Kabar kurang sedap menerpa Real Madrid. Sejumlah pemain dilaporkan mulai menunjukkan ketidakpuasan terhadap kepemimpinan pelatih Alvaro Arbeloa, yang menggantikan Xabi Alonso setelah pemecatan sang pelatih sebelumnya. Arbeloa ditunjuk untuk menukangi Los Blancos hingga akhir musim 2025/2026.

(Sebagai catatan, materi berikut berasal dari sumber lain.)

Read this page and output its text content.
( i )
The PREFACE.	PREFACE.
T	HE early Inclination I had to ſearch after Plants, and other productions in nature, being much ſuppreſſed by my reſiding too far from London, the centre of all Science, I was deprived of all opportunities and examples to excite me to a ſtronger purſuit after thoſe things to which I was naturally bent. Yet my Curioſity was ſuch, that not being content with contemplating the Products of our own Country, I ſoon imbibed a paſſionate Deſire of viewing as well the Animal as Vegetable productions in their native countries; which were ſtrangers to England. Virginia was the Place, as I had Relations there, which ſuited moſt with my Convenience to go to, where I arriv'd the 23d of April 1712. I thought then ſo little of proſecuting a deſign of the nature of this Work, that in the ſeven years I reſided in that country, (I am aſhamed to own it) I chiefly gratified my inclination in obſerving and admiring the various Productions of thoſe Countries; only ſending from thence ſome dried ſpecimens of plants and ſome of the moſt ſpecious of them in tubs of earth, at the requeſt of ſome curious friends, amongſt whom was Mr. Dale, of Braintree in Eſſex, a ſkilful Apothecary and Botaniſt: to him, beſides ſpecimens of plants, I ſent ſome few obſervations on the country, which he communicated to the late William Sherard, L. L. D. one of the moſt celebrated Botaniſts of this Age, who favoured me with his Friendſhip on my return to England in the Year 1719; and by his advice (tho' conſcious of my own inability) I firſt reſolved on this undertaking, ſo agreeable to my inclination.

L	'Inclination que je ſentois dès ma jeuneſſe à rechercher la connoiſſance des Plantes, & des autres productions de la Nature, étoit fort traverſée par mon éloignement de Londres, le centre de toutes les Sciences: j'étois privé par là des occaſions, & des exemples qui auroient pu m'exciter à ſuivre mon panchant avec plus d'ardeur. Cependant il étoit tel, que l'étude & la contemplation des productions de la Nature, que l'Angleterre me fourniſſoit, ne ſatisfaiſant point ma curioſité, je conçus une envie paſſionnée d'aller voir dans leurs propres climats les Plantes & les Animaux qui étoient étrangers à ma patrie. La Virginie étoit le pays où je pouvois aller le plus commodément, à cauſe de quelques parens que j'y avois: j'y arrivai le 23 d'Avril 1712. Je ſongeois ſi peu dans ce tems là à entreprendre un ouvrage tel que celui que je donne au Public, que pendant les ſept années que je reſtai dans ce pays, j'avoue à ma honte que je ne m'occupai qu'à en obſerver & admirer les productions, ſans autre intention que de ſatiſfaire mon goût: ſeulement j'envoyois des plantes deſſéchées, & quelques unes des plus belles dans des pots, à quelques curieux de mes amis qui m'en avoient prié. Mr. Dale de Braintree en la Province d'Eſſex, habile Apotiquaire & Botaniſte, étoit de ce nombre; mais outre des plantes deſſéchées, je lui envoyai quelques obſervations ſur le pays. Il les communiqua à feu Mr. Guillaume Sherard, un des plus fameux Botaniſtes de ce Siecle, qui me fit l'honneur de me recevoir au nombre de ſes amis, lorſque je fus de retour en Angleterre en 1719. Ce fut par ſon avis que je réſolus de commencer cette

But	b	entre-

Performa Awal dan Keraguan Taktik
Sebelumnya, Arbeloa yang merupakan mantan pemain akademi Real Madrid, telah memimpin tim dalam enam pertandingan di berbagai kompetisi. Hasilnya, empat kemenangan diraih, namun dua kekalahan juga tercatat. Berdasarkan laporan dari media-media Spanyol, ketidakpuasan pemain mulai muncul. Awalnya, Arbeloa memberikan keleluasaan bagi Vinicius dan rekan-rekannya di lapangan. Namun, seiring berjalannya waktu, para pemain dikabarkan mulai meragukan strategi yang diterapkan oleh sang pelatih.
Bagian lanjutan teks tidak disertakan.